When people ask why I read fantasy, I never know what to say, and mumble something about ‘escapism’. Which on some level is probably true, but no truer for fantasy than any other kind of book. I don’t really read that much fantasy, either – I love words and expressions, and some fantasy books are peppered with embarrassing dialogue and formulaic plotlines. It often feels as though fantasy books are geared toward people who are explicitly desirous of escapism, and these are the books that I put down in disgust or eventually, resignation. The Wise Man’s Fear, however, is great.

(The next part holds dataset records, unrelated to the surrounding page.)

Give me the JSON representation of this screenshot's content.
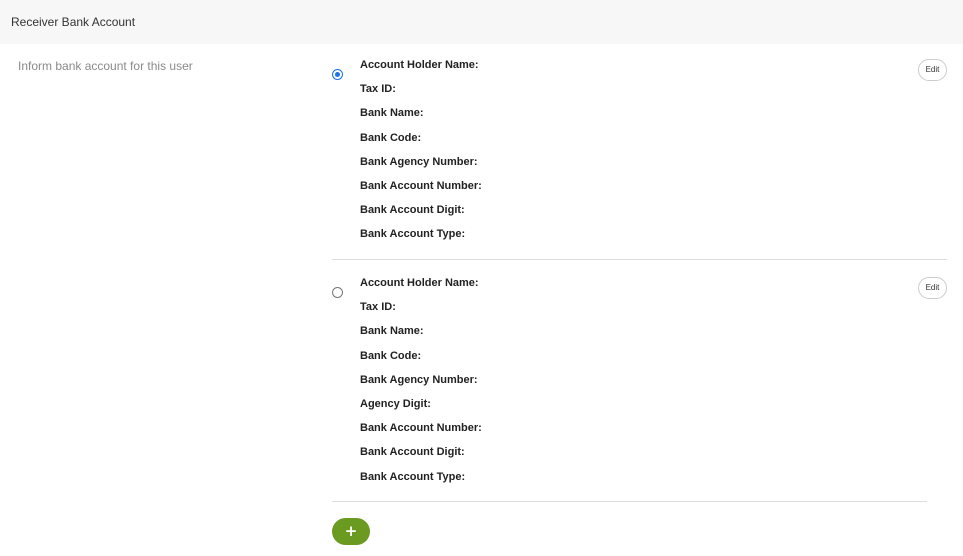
{
  "header": {
    "title": "Receiver Bank Account"
  },
  "section": {
    "description": "Inform bank account for this user"
  },
  "accounts": [
    {
      "selected": true,
      "edit_label": "Edit",
      "fields": [
        "Account Holder Name:",
        "Tax ID:",
        "Bank Name:",
        "Bank Code:",
        "Bank Agency Number:",
        "Bank Account Number:",
        "Bank Account Digit:",
        "Bank Account Type:"
      ]
    },
    {
      "selected": false,
      "edit_label": "Edit",
      "fields": [
        "Account Holder Name:",
        "Tax ID:",
        "Bank Name:",
        "Bank Code:",
        "Bank Agency Number:",
        "Agency Digit:",
        "Bank Account Number:",
        "Bank Account Digit:",
        "Bank Account Type:"
      ]
    }
  ],
  "add_button": {
    "label": "+",
    "color": "#6a9a1f"
  },
  "colors": {
    "header_bg": "#f7f7f7",
    "radio_selected": "#1a73e8",
    "divider": "#dddddd"
  },
  "icons": {
    "add": "plus-icon"
  }
}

I have a tendency to forget the content of books and movies after having read or seen them, but retain the impression they made years afterwards. I loved In the Name of the Wind. I bought it on a whim and devoured it, having read the blurb numerous times and put it back with no real thought. I was a bit sad, but mostly angry when it finished, gagging for the as yet unwritten follow up.
I don’t even remember what really happened in In the Name of the Wind, not in any great detail. I was going to re-read it before starting The Wise Man’s Fear but was given it as an end of exams present and was so involved so quickly that there was no chance of stopping to go back. It’s so good that I actually bought a kindle primarily to enable me to read it on the tram. It’s not a book for the small handed or weak wristed (which I shouldn’t be after years of epic tomes). Alas.
Kvothe is a wiser, more likeable character in this book. He is less clumsy and irritating than I remember him as being. Characters I had forgotten like Aurie, who in my head is a gorgeous little Luna from Harry Potter-like thing, and Devi, who is Helena Bonham Carter.. they’re great. I have such a wonderful visual map in my head of the University, of the towns, the bridges, the houses and inns. Kvothe’s room, the Fishery, the gardens of the Maer’s estate. It’s swirling around my head and I’m devastated that it’s over again, until the final book is written.
I read a few reviews this morning, mainly negative ones, which seem focused on various traits and annoyances that I didn’t even pick up on or take note of. I found the romp with Felurian a bit long, but I can’t conceive of books like this as being about getting a story out in so many pages. The joy is in the reading, and it’s not a race to the end. The only bits I raced through were the dalliances with Denna, because she’s so fickle and likeable and god, I wanted Kvothe to find her so much more than he himself did.
Kvothe being too young to be the lover that he is. I don’t know whether some people labour this point too much, or I failed to grasp its significance, but Kvothe’s age seems as irrelevant as his sexual prowess. And that didn’t strike me as particularly apparent from the book anyway. It seemed to me that his enigma, reputation and flightiness were of mort import than his skills in the sack.
Parts of this book are so inventive, I actually slumped back against the side of the tram or dropped the book on to the bed while digesting them, thinking how the hell did you THINK of that. Contraptions, twists and turns, little connections between parts of the story that could so easily be glossed over. I’m sure there are many that I missed.
Mostly, I loved this book because I was constantly caught in a need to know what’s going to happen and how things are going to work themselves out. Maybe it’s my stunted imagination and tendency to forget things so quickly and easily, but I was surprised a lot, and kept on my toes. It’s a delicious book, really. I can’t wait to forget it and read it again, for almost the first time!